Laryngeal intubation injuries refer to laryngeal damage caused by tracheal intubation and endotracheal tube cuffs, such as traumatic laryngeal granuloma, cricoarytenoid joint dislocation, laryngeal edema, and laryngeal mucosal injury. This section focuses on traumatic laryngeal granuloma and cricoarytenoid joint dislocation.
Traumatic Laryngeal Granuloma
Traumatic laryngeal granuloma caused by tracheal intubation was first reported in 1932. The underlying causes include mucosal injury during intubation, the use of an endotracheal tube with an excessively large diameter, or prolonged intubation. The resulting mucosal wounds may later develop granulomatous tissue due to exposure to gastric acid reflux material.
Granulomas commonly occur at the vocal process of the arytenoid cartilage. Most cases appear 2 to 8 weeks after extubation, with a higher incidence in female patients, likely due to the smaller size and thinner mucosa of the female larynx. Larger granulomas may cause hoarseness. Examination reveals granulomatous lesions at the junction of the middle and posterior thirds of the vocal cords.
Granulomas with stalks may be removed in laryngoscopy, but recurrence is common. Treatment targeting gastric acid reflux has shown favorable outcomes.
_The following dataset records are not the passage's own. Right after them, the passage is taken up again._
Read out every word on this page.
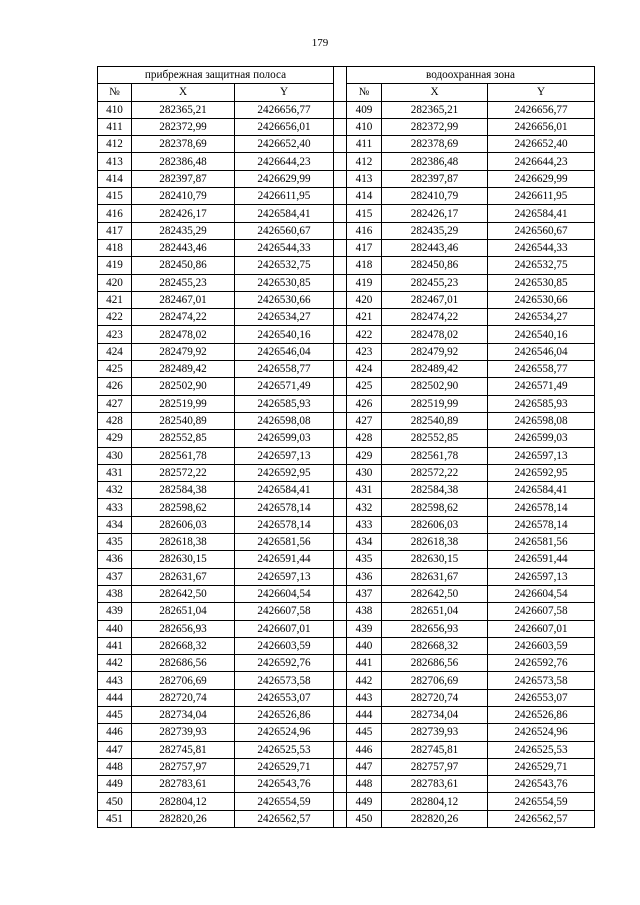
179
прибрежная защитная полоса				водоохранная зона		
№	X	Y		№	X	Y
410	282365,21	2426656,77		409	282365,21	2426656,77
411	282372,99	2426656,01		410	282372,99	2426656,01
412	282378,69	2426652,40		411	282378,69	2426652,40
413	282386,48	2426644,23		412	282386,48	2426644,23
414	282397,87	2426629,99		413	282397,87	2426629,99
415	282410,79	2426611,95		414	282410,79	2426611,95
416	282426,17	2426584,41		415	282426,17	2426584,41
417	282435,29	2426560,67		416	282435,29	2426560,67
418	282443,46	2426544,33		417	282443,46	2426544,33
419	282450,86	2426532,75		418	282450,86	2426532,75
420	282455,23	2426530,85		419	282455,23	2426530,85
421	282467,01	2426530,66		420	282467,01	2426530,66
422	282474,22	2426534,27		421	282474,22	2426534,27
423	282478,02	2426540,16		422	282478,02	2426540,16
424	282479,92	2426546,04		423	282479,92	2426546,04
425	282489,42	2426558,77		424	282489,42	2426558,77
426	282502,90	2426571,49		425	282502,90	2426571,49
427	282519,99	2426585,93		426	282519,99	2426585,93
428	282540,89	2426598,08		427	282540,89	2426598,08
429	282552,85	2426599,03		428	282552,85	2426599,03
430	282561,78	2426597,13		429	282561,78	2426597,13
431	282572,22	2426592,95		430	282572,22	2426592,95
432	282584,38	2426584,41		431	282584,38	2426584,41
433	282598,62	2426578,14		432	282598,62	2426578,14
434	282606,03	2426578,14		433	282606,03	2426578,14
435	282618,38	2426581,56		434	282618,38	2426581,56
436	282630,15	2426591,44		435	282630,15	2426591,44
437	282631,67	2426597,13		436	282631,67	2426597,13
438	282642,50	2426604,54		437	282642,50	2426604,54
439	282651,04	2426607,58		438	282651,04	2426607,58
440	282656,93	2426607,01		439	282656,93	2426607,01
441	282668,32	2426603,59		440	282668,32	2426603,59
442	282686,56	2426592,76		441	282686,56	2426592,76
443	282706,69	2426573,58		442	282706,69	2426573,58
444	282720,74	2426553,07		443	282720,74	2426553,07
445	282734,04	2426526,86		444	282734,04	2426526,86
446	282739,93	2426524,96		445	282739,93	2426524,96
447	282745,81	2426525,53		446	282745,81	2426525,53
448	282757,97	2426529,71		447	282757,97	2426529,71
449	282783,61	2426543,76		448	282783,61	2426543,76
450	282804,12	2426554,59		449	282804,12	2426554,59
451	282820,26	2426562,57		450	282820,26	2426562,57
Cricoarytenoid Joint Dislocation
Cricoarytenoid joint dislocation can result from forceful or improper tracheal intubation techniques. Clinically, patients under general anesthesia may experience hoarseness or aphonia immediately after extubation. Some cases can also present with laryngeal pain and dysphagia.
Laryngoscopic examination shows that the arytenoid cartilage on the affected side remains fixed or exhibits limited movement during phonation. Mucosal swelling of varying degrees and incomplete glottic closure may also be observed. It is essential to differentiate between anterior and posterior dislocation of the arytenoid cartilage during evaluation.
Repositioning of the arytenoid cartilage should be performed as early as possible, with the method adjusted according to the type of dislocation.